How would a third party client make it easier to breach the protocol? You can still study the source of the client, the protocol, make a fork of it and modify it, etc. The official client is fully open source.
The argument for security for disallowing other clients would be being able to modify the protocol to patch out security issues without worrying about compatibility with other clients.
It's been about 4 years since I've used Briar, so take this with a grain of salt, but I found it extremely useful at an event where I was normally within WiFi distance of my friends, but we didn't have cell service. Like, we might be in the same conference room, just not actually near each other, and the site had shoddy internet service.

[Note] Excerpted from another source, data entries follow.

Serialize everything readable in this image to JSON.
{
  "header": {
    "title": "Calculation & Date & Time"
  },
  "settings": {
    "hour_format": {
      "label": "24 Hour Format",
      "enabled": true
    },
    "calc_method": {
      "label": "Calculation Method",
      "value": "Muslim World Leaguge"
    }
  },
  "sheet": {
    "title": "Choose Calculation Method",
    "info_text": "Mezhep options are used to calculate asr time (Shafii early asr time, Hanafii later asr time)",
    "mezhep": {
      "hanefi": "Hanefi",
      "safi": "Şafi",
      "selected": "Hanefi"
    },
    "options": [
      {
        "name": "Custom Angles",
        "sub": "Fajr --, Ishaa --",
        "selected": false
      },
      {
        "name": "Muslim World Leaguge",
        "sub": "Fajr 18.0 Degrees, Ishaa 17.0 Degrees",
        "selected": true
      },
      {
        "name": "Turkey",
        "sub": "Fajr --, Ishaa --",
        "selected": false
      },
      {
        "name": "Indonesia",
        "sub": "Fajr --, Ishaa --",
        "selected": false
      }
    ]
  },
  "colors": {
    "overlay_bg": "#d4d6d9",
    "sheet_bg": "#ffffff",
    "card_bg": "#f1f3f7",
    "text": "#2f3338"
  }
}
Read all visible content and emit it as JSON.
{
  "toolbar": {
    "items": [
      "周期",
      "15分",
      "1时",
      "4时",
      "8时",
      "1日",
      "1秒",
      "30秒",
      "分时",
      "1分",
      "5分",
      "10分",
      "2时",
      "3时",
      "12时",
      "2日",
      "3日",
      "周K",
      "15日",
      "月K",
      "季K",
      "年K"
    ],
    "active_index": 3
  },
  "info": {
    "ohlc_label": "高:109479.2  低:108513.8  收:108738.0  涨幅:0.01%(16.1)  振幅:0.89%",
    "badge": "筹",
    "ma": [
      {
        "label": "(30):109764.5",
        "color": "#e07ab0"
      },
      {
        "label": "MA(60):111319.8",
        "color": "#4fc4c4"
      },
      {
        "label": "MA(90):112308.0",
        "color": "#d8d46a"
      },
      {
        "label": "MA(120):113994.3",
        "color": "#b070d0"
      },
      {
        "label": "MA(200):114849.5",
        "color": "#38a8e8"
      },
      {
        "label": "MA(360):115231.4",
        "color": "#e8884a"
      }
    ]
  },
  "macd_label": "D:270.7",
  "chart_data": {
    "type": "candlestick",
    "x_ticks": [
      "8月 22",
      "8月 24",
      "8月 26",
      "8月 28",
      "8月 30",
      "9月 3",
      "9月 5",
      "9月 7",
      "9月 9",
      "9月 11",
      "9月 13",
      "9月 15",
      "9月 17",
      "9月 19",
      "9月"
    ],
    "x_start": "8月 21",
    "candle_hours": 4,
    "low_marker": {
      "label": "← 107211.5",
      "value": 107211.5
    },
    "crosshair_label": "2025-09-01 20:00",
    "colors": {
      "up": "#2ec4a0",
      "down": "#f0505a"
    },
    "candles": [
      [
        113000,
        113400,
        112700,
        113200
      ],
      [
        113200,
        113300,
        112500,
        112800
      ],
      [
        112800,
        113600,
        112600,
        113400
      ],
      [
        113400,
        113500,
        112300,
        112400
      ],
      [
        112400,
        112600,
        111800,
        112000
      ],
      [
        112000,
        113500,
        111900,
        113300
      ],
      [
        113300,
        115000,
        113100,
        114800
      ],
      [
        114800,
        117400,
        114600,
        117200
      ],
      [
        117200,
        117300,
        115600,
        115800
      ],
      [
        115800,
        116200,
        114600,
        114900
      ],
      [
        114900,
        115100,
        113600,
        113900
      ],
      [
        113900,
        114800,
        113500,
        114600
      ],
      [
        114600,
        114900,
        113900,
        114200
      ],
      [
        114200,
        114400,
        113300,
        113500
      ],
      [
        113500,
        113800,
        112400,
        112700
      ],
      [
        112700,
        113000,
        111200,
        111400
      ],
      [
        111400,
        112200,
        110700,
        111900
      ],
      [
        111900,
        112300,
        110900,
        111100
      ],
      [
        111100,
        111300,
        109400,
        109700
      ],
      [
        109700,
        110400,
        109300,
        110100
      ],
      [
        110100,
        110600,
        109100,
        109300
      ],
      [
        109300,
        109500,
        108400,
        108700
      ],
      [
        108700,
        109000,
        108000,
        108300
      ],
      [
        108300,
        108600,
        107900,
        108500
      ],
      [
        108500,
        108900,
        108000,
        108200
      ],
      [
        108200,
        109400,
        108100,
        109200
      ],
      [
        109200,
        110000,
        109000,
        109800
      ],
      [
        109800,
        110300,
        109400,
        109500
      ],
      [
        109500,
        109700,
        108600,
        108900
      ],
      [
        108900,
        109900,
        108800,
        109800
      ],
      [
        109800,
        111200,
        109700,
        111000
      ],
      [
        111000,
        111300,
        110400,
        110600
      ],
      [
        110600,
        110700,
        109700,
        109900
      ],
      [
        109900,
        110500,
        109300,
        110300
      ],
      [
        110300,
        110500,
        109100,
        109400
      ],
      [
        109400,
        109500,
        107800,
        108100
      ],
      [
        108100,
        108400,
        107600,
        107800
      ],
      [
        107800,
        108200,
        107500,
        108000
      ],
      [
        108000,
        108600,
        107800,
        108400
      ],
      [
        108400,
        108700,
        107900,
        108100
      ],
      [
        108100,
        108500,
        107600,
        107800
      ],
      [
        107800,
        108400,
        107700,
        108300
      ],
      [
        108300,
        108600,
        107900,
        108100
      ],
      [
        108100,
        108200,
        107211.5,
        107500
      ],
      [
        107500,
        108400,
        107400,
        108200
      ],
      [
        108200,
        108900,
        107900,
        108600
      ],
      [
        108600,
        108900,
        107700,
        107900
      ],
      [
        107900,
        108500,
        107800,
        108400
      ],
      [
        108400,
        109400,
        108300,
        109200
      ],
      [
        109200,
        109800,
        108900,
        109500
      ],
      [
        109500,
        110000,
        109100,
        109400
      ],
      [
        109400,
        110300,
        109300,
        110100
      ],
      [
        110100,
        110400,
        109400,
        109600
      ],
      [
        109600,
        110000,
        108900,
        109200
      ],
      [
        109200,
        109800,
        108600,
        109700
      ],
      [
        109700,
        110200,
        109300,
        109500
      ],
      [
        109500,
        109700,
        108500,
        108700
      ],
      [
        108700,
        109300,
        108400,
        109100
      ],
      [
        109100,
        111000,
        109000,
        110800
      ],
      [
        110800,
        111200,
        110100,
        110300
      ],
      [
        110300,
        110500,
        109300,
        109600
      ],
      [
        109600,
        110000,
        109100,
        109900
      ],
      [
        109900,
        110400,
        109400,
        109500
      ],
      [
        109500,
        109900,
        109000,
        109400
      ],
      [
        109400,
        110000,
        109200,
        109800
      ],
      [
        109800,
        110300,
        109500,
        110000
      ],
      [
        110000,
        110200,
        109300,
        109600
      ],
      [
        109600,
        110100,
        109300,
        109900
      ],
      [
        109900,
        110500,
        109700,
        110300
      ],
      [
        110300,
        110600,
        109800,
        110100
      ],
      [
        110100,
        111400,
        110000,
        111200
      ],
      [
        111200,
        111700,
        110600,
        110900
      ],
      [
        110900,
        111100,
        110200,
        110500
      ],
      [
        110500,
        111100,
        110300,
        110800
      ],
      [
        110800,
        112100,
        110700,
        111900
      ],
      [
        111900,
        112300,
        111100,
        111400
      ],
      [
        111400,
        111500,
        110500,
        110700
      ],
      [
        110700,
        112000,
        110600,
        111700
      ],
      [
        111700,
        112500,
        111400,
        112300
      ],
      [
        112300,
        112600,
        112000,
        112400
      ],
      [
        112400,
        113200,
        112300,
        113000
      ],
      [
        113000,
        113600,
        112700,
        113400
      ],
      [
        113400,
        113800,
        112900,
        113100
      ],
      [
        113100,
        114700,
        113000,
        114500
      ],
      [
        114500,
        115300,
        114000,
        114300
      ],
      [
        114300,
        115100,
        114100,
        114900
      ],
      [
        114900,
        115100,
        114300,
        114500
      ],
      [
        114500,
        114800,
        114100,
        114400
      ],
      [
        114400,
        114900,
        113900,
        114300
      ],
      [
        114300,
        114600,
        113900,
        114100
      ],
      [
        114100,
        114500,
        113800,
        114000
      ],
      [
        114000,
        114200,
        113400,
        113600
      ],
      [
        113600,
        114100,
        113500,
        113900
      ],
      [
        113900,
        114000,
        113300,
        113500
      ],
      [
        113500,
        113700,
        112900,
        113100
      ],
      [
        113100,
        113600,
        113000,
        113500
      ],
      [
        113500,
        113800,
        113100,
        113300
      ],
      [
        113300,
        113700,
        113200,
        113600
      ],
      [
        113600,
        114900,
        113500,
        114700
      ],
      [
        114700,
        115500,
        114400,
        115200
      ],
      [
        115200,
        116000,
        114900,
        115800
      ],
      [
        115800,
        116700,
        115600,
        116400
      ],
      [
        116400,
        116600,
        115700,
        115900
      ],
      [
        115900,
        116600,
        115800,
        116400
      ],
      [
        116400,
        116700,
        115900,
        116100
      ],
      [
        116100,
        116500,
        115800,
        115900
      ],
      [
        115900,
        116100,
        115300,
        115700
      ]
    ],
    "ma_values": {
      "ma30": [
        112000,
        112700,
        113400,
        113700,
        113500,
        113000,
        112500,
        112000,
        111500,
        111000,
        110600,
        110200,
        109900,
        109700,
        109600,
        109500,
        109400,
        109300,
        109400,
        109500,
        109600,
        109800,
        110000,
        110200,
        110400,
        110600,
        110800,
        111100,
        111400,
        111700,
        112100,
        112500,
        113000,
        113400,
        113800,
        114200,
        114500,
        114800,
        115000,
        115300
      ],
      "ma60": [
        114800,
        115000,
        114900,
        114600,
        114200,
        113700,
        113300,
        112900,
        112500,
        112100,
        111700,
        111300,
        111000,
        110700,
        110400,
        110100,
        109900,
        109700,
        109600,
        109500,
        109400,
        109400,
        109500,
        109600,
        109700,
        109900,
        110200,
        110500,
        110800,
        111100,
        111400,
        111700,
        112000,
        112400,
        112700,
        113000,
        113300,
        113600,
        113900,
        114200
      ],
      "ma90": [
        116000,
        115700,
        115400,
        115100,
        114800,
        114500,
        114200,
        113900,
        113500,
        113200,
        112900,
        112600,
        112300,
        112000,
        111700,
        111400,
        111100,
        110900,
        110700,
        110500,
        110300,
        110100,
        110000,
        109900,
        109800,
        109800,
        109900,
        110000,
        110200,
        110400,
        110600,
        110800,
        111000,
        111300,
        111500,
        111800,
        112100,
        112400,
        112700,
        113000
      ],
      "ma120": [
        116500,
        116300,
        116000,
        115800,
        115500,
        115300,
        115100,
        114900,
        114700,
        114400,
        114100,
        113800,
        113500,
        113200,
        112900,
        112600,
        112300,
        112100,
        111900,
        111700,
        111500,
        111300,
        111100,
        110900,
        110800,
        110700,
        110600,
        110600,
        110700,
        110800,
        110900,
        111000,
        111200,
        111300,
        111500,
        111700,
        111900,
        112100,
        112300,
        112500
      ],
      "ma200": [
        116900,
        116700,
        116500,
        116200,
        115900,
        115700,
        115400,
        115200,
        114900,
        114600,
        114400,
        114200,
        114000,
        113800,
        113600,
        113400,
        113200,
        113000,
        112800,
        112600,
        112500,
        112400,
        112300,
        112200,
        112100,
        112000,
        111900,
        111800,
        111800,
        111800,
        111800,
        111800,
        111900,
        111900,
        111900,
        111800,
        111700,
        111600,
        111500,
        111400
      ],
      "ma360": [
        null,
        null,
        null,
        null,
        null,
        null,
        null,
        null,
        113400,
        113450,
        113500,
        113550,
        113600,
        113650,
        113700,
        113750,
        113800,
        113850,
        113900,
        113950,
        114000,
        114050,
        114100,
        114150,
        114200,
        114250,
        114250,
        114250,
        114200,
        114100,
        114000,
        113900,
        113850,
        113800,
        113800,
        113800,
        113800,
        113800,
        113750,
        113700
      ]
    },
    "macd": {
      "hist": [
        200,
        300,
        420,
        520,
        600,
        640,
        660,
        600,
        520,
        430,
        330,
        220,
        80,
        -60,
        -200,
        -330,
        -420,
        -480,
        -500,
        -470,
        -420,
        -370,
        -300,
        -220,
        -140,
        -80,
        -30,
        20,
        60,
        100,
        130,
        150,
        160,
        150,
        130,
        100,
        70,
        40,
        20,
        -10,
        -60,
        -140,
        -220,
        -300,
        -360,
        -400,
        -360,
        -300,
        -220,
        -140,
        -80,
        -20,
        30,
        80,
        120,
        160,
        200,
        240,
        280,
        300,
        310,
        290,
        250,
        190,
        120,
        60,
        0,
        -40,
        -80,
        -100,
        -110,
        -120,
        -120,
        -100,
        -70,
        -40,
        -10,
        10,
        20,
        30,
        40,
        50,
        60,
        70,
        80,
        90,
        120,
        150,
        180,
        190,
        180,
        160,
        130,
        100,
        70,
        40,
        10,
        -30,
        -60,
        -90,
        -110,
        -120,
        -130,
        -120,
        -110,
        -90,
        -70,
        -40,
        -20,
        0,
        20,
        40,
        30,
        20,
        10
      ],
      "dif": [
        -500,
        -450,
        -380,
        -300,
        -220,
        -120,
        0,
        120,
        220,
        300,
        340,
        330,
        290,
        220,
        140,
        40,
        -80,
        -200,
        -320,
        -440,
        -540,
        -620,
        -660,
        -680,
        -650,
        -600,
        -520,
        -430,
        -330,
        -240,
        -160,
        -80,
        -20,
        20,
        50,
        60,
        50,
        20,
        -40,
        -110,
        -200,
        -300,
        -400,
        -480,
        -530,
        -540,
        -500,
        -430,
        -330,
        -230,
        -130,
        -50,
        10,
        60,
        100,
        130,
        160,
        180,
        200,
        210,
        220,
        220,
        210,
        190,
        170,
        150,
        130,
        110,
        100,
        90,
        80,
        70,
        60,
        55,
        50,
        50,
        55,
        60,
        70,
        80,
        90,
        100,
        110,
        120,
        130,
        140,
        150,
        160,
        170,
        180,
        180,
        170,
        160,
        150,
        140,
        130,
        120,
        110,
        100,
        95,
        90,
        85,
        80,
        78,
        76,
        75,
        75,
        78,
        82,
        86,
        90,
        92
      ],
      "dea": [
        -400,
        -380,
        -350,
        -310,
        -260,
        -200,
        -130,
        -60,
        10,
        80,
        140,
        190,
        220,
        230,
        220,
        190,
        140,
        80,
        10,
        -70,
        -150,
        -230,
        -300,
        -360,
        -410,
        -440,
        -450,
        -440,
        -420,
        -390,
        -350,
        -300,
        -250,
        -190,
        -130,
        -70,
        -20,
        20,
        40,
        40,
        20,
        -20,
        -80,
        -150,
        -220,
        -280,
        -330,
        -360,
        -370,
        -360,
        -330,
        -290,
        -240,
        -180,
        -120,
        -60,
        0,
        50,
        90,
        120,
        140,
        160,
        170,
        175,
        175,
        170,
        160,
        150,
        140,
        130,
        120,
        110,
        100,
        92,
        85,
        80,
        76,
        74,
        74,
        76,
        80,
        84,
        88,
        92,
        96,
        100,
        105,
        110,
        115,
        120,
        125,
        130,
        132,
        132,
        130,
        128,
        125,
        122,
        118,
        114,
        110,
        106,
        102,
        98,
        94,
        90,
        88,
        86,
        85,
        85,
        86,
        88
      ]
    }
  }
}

If we could connect to each other's phones as "hotspots," we could send messages over Briar that wouldn't get through any other way.
It also worked well with a local mesh net set up around the conference location for file sharing, but that didn't have internet access.
Not the intended use case from what I understand, but it worked surprisingly well, and better than the goTennas we tried the year before!
After a couple of years on Signal, I am starting to migrate back to WhatsApp for most usage, because Signal doesn't care about normal people who want to share family pictures with each other and expect those to be part of your photo stream.
I can link photo albums, but relatives will just continue to message photos. I can't save them easily and lose date/time stamps, so that the high quality pictures do not benefit me.
Again, this is my experience after 4 years of Signal use. My photo library is just missing so many memories because of this.
It too has frequently prioritized features and usability over security. For example:
- Relying on SGX-based security for some of their features (e.g., gif search) while SGX has been thoroughly broken again and again
- Using phone numbers as account ids, which allows nation states to capture just one phone and immediately unmask the IRL identities of all other group chat members and contacts
Signal's authors have previously argued that it's better to give a some security to 100% of people than 100% of security to some people. Which is why they cooperated with WhatsApp on their encryption, or why they used phone numbers to ease adoption.
Matrix for example is doing exactly the same, just with a slightly different focus.
This narrow view of "Signal competitor" is more harmful than good.